Ehl-i Beyt ne demektir?
Ehl-i Beyt, Arapça birleşik bir kelime olup ev halkı demektir. Ancak el-beyt’teki lâm-ı ta’rif ahd (belirlilik) için olduğundan, kimler Ehl-i Beyt’e dâhildir?Yüce Allah buyuruyor:
Evlerinizde (huzurla) oturun, evvelki câhiliye döneminde olduğu
gibi (dışarıda) açılıp saçılmayın. Namazı dosdoğru kılın, zekâtı verin, Allah’a ve Resûlüne itaat edin. Ey Ehl-i Beyt! Allah sizden ancak (mânevî) kiri gidermek ve sizi tertemiz yapmak istiyor. (Ahzâb – 33 )

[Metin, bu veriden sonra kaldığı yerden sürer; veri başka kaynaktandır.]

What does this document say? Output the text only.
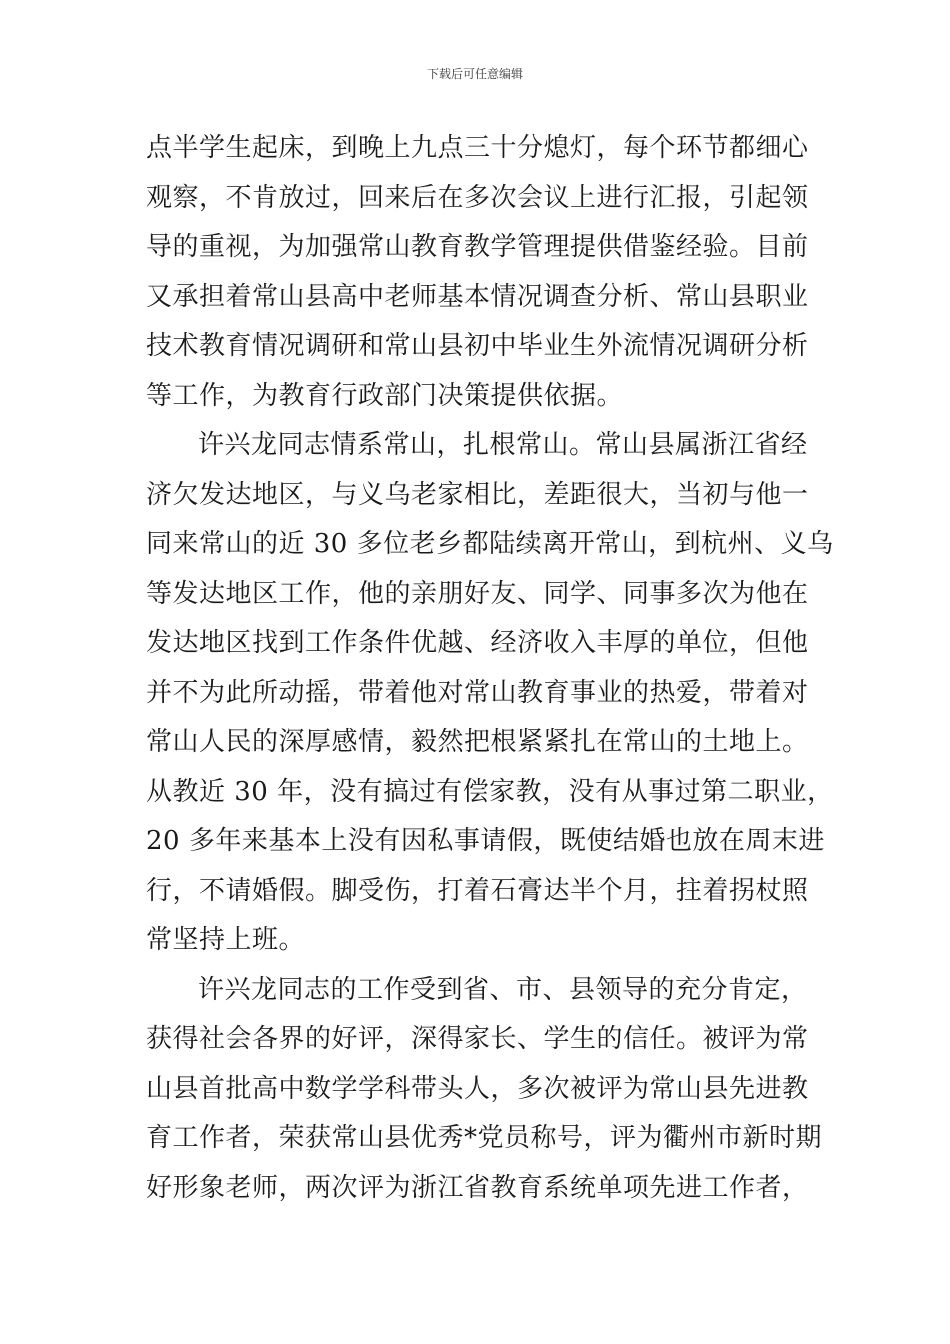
下载后可任意编辑
点半学生起床，到晚上九点三十分熄灯，每个环节都细心
观察，不肯放过，回来后在多次会议上进行汇报，引起领
导的重视，为加强常山教育教学管理提供借鉴经验。目前
又承担着常山县高中老师基本情况调查分析、常山县职业
技术教育情况调研和常山县初中毕业生外流情况调研分析
等工作，为教育行政部门决策提供依据。
许兴龙同志情系常山，扎根常山。常山县属浙江省经
济欠发达地区，与义乌老家相比，差距很大，当初与他一
同来常山的近 30 多位老乡都陆续离开常山，到杭州、义乌
等发达地区工作，他的亲朋好友、同学、同事多次为他在
发达地区找到工作条件优越、经济收入丰厚的单位，但他
并不为此所动摇，带着他对常山教育事业的热爱，带着对
常山人民的深厚感情，毅然把根紧紧扎在常山的土地上。
从教近 30 年，没有搞过有偿家教，没有从事过第二职业，
20 多年来基本上没有因私事请假，既使结婚也放在周末进
行，不请婚假。脚受伤，打着石膏达半个月，拄着拐杖照
常坚持上班。
许兴龙同志的工作受到省、市、县领导的充分肯定，
获得社会各界的好评，深得家长、学生的信任。被评为常
山县首批高中数学学科带头人，多次被评为常山县先进教
育工作者，荣获常山县优秀*党员称号，评为衢州市新时期
好形象老师，两次评为浙江省教育系统单项先进工作者，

Yüce Allah Peygamberimiz (s.a.v.) in zevcelerine, “Evlerinizde vekar, sükün ve huzurla oturun. Sakın ha! İslâm öncesi câhiliye dönemindeki müşrike kadınlar gibi süslenip püslenip ve açılıp saçılıp dışarı çıkmayın. Namazı dosdoğru kılın, zekâtı tam verin, Allah’a ve Resûlüne itaat edin.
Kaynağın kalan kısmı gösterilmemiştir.